I did not know her well, but I knew her. I knew her when she was pregnant with her 2ed child who is now 3. I had coffee with her and made her eat an Egg McMuffin because she had lost so much weight after a bad bout of pain and medication. I talked with her about her long trips to Baltimore and to NIH for her ‘new, experimental treatment’. I was able to make her laugh.
I was in awe of her strength. She held it together for her family, her friends and for her community. And when she could hold it together no longer, she slowly withdrew and disappeared. Lucky for us, our memories are filled with her as healthy, strong, and optimistic. Not weak, thin, and dying.
I wanted to go up to her little boy today and say, ‘Do you know I believe? I believe that your mother is still with you. And that if you listen really, really hard to can hear her, or feel her, or see her. I believe that if you close your eyes she will say something to you, or will give you some sort of sign that will help you along your way’.

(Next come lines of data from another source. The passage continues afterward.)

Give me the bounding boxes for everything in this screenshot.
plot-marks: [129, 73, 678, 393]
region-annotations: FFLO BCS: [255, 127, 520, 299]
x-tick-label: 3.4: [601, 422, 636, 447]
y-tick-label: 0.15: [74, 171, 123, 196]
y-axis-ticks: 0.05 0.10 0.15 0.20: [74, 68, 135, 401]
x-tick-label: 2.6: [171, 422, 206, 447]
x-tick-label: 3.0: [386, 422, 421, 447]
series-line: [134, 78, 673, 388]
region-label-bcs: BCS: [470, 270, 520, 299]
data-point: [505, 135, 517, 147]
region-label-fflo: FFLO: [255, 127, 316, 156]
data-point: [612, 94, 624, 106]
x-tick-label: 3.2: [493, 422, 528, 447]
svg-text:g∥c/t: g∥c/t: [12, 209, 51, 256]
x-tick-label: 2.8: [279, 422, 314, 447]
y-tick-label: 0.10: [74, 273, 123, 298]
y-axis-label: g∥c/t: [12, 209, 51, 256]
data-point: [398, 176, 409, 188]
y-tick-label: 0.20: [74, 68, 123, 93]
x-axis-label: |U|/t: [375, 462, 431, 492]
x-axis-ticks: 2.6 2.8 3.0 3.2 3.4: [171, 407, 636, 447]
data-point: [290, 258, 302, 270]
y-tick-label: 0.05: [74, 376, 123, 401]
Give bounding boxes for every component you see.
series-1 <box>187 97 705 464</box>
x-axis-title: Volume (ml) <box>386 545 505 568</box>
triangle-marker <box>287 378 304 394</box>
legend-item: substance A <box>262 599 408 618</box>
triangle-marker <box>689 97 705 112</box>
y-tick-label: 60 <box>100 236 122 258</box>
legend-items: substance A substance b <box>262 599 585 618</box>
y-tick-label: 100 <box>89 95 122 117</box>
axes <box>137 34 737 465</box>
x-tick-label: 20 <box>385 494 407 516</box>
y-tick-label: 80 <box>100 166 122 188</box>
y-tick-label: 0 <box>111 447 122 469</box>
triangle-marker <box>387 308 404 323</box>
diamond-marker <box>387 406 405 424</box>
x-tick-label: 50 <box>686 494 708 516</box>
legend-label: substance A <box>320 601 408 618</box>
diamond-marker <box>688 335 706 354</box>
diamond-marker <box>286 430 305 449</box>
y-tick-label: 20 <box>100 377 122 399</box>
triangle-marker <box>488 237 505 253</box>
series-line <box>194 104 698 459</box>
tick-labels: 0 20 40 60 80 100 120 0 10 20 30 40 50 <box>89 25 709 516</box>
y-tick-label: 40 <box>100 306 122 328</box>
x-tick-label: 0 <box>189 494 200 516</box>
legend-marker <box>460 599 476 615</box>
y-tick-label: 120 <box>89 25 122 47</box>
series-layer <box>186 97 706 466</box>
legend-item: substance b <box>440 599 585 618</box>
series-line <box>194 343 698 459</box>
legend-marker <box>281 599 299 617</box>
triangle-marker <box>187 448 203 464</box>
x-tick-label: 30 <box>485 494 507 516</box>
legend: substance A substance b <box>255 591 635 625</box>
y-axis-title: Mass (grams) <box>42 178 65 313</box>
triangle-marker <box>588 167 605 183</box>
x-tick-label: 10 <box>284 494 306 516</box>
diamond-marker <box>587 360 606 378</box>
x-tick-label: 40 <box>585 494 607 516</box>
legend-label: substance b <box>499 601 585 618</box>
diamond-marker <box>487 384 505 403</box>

I believe there must be a cure. I believe in the prevention of cancer. I believe in the HPV vaccine which could have prevented her cervical cancer and her eventual demise. I believe drug companies are self serving, but that they can help in the prevention of untimely death.
The disappointing parent teacher conference I had with my 6-year-old’s teacher, or what middle school my 11 year old will ultimately go to in September, feels trivial. The diet I blew by eating chocolate all day to comfort myself feels like a distant and petty goal right now.
I believe the only good thing about death is it puts everything in perspective for those of us who are still alive.